La mamma mi ha proibito di aprirgli.
Ogni tanto lo guardavo dalle finestre del salotto; non si muoveva da lì, seduto sul gradino che collega la ghiaia del giardino con la porta.
Io sono rimasto a casa tutto il pomeriggio a osservare la mamma che lo ignorava ed evitava di uscire o anche solo di aprire la porta.
Lo ha fatto una sola volta, quando si è messa a spazzare l’ingresso e ha riempito papà di polvere.
L’ho sentito tossire parecchio.  Forse è allergico alla polvere.
Sarà per questo che ha quella voce così nasale?
Boh, comunque questa cosa mi fa star male.
Sono stanco di questa situazione.
Io vorrei tornare ai vecchi tempi, quando stavamo tutti insieme, quando mio fratello faceva un sacco di idiozie, mamma si arrabbiava con lui, lui incolpava me ed ero contento così perché questo faceva di me un complice prezioso.
Poi però ci beccavamo entrambi le punizioni! Che ingiustizia!
Invece con papà era una pacchia. Lui non ci puniva quasi mai, anzi, qualche volta chiudeva un occhio e qualunque desiderio lui era lì, pronto.
E Joey ne aveva un sacco, di desideri,  e infatti alla fine discutevano e i miei si lamentavano che mio fratello pretendeva troppo.
Adesso non posso rivolgere la parola a mio padre perché la mamma me lo ha impedito, non posso parlare con Joey perché non c’è, non posso parlare con la mamma perché è intrattabile ed ha continue crisi di nervi, quando parlo con la nonna mi risponde che “non lo sa”.
Ma perché hanno litigato! Vorrei sapere solo questo!
magari è colpa mia! Magari mamma ha scoperto che papà mi ha portato a provare il free-climbing il week-end scorso quando lei lo aveva vietato perché la trovava una cosa pericolosa!
E invece è stato divertentissimo!

Deve credermi! Mi sono arrampicato su queste pareti fatte apposta per esercitarsi, con tanti appoggi, tanti ganci ed ero molto più veloce degli altri ragazzi di quindici e sedici anni!
E poi abbiamo preso un maxi-gelato con papà, io coca cola e lui birra e ci siamo divertiti al bowling. L’ho stracciato! Ho vinto tipo tre partite complete e lui una sola.
è per questo che sono arrabbiati e vogliono divorziare?
è un motivo stupido ma potrebbe bastarmi.
Quello che mi fa sentire da schifo è che un motivo nemmeno me lo danno.
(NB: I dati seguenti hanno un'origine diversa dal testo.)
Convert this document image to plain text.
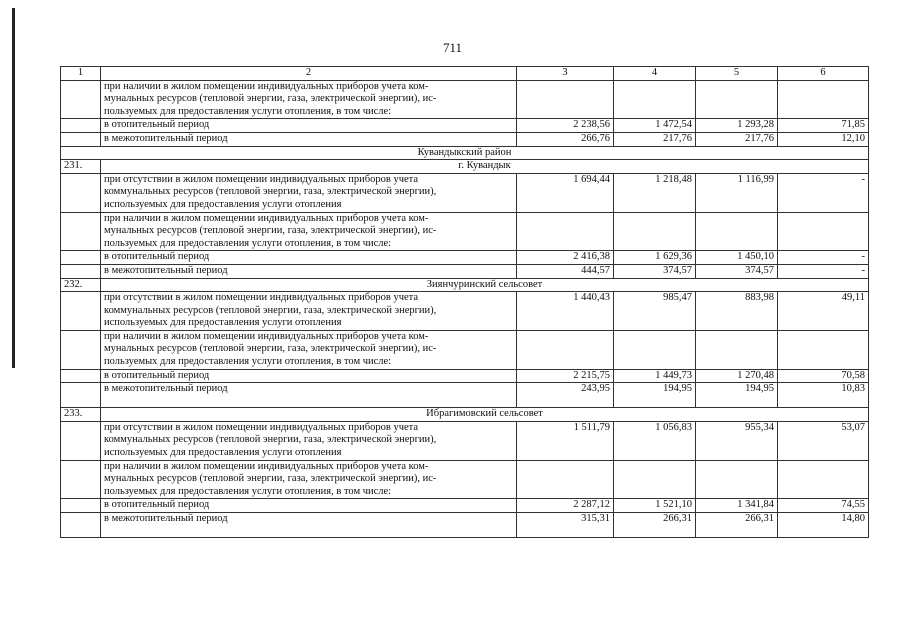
711
1	2	3	4	5	6

	при наличии в жилом помещении индивидуальных приборов учета ком-
мунальных ресурсов (тепловой энергии, газа, электрической энергии), ис-
пользуемых для предоставления услуги отопления, в том числе:				

	в отопительный период	2 238,56	1 472,54	1 293,28	71,85
	в межотопительный период	266,76	217,76	217,76	12,10
Кувандыкский район					
231.	г. Кувандык				

	при отсутствии в жилом помещении индивидуальных приборов учета
коммунальных ресурсов (тепловой энергии, газа, электрической энергии),
используемых для предоставления услуги отопления	1 694,44	1 218,48	1 116,99	-

	при наличии в жилом помещении индивидуальных приборов учета ком-
мунальных ресурсов (тепловой энергии, газа, электрической энергии), ис-
пользуемых для предоставления услуги отопления, в том числе:				

	в отопительный период	2 416,38	1 629,36	1 450,10	-
	в межотопительный период	444,57	374,57	374,57	-
232.	Зиянчуринский сельсовет				

	при отсутствии в жилом помещении индивидуальных приборов учета
коммунальных ресурсов (тепловой энергии, газа, электрической энергии),
используемых для предоставления услуги отопления	1 440,43	985,47	883,98	49,11

	при наличии в жилом помещении индивидуальных приборов учета ком-
мунальных ресурсов (тепловой энергии, газа, электрической энергии), ис-
пользуемых для предоставления услуги отопления, в том числе:				

	в отопительный период	2 215,75	1 449,73	1 270,48	70,58
	в межотопительный период	243,95	194,95	194,95	10,83
233.	Ибрагимовский сельсовет				

	при отсутствии в жилом помещении индивидуальных приборов учета
коммунальных ресурсов (тепловой энергии, газа, электрической энергии),
используемых для предоставления услуги отопления	1 511,79	1 056,83	955,34	53,07

	при наличии в жилом помещении индивидуальных приборов учета ком-
мунальных ресурсов (тепловой энергии, газа, электрической энергии), ис-
пользуемых для предоставления услуги отопления, в том числе:				

	в отопительный период	2 287,12	1 521,10	1 341,84	74,55
	в межотопительный период	315,31	266,31	266,31	14,80
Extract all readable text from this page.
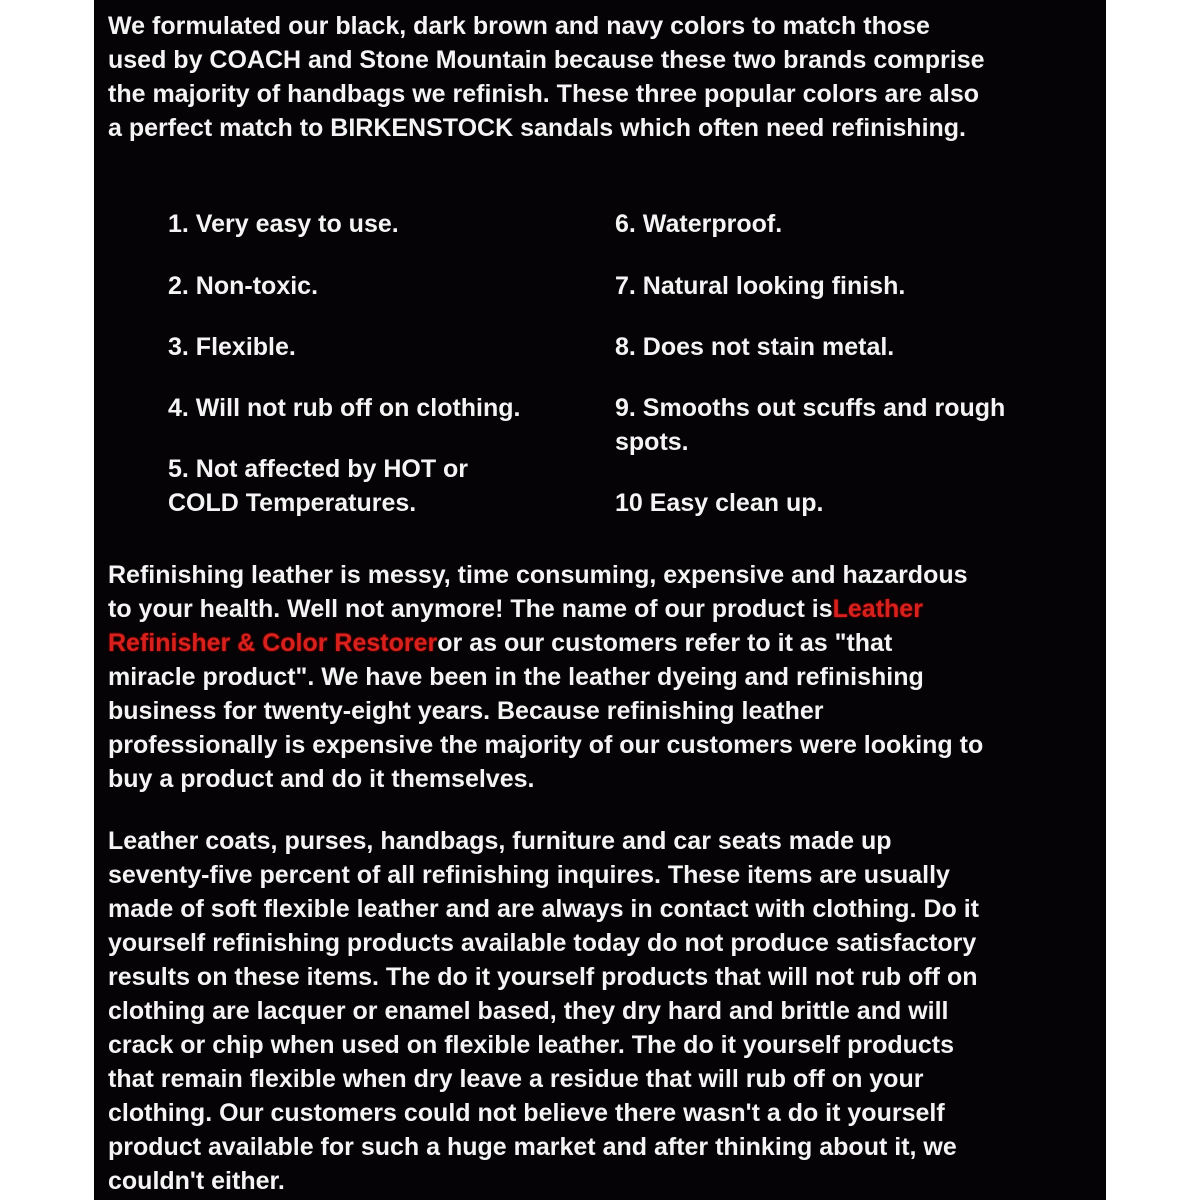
We formulated our black, dark brown and navy colors to match those
used by COACH and Stone Mountain because these two brands comprise
the majority of handbags we refinish. These three popular colors are also
a perfect match to BIRKENSTOCK sandals which often need refinishing.
1. Very easy to use.
2. Non-toxic.
3. Flexible.
4. Will not rub off on clothing.
5. Not affected by HOT or
COLD Temperatures.
6. Waterproof.
7. Natural looking finish.
8. Does not stain metal.
9. Smooths out scuffs and rough
spots.
10 Easy clean up.
Refinishing leather is messy, time consuming, expensive and hazardous
to your health. Well not anymore! The name of our product is Leather
Refinisher & Color Restorer or as our customers refer to it as "that
miracle product". We have been in the leather dyeing and refinishing
business for twenty-eight years. Because refinishing leather
professionally is expensive the majority of our customers were looking to
buy a product and do it themselves.
Leather coats, purses, handbags, furniture and car seats made up
seventy-five percent of all refinishing inquires. These items are usually
made of soft flexible leather and are always in contact with clothing. Do it
yourself refinishing products available today do not produce satisfactory
results on these items. The do it yourself products that will not rub off on
clothing are lacquer or enamel based, they dry hard and brittle and will
crack or chip when used on flexible leather. The do it yourself products
that remain flexible when dry leave a residue that will rub off on your
clothing. Our customers could not believe there wasn't a do it yourself
product available for such a huge market and after thinking about it, we
couldn't either.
I’ m waiting for reasons. How long will it be?

 

Pessimo capitolo, scritto a pezzi, poi ricomposto.
Un casino bestiale.
Sarà che stavolta mi mancava una colonna sonora adatta <.<
E va beh, pazienza, tanto non riuscirei a riscriverlo in altro modo!
I miei aggiornamenti si faranno più radi adesso che esiste una cosa fastidiosa chiamata scuola quindi non garantisco nemmeno tanto sulla qualità dello scritto…spero non sia poi così deludente.
Grazie sempre a quelli che si fanno sentire o che seguono in silenzio questi sproloqui,
Au revoir,

Misa

 Nota di traduzione: Sto aspettando delle ragioni. Quanto passerà prima di sapere?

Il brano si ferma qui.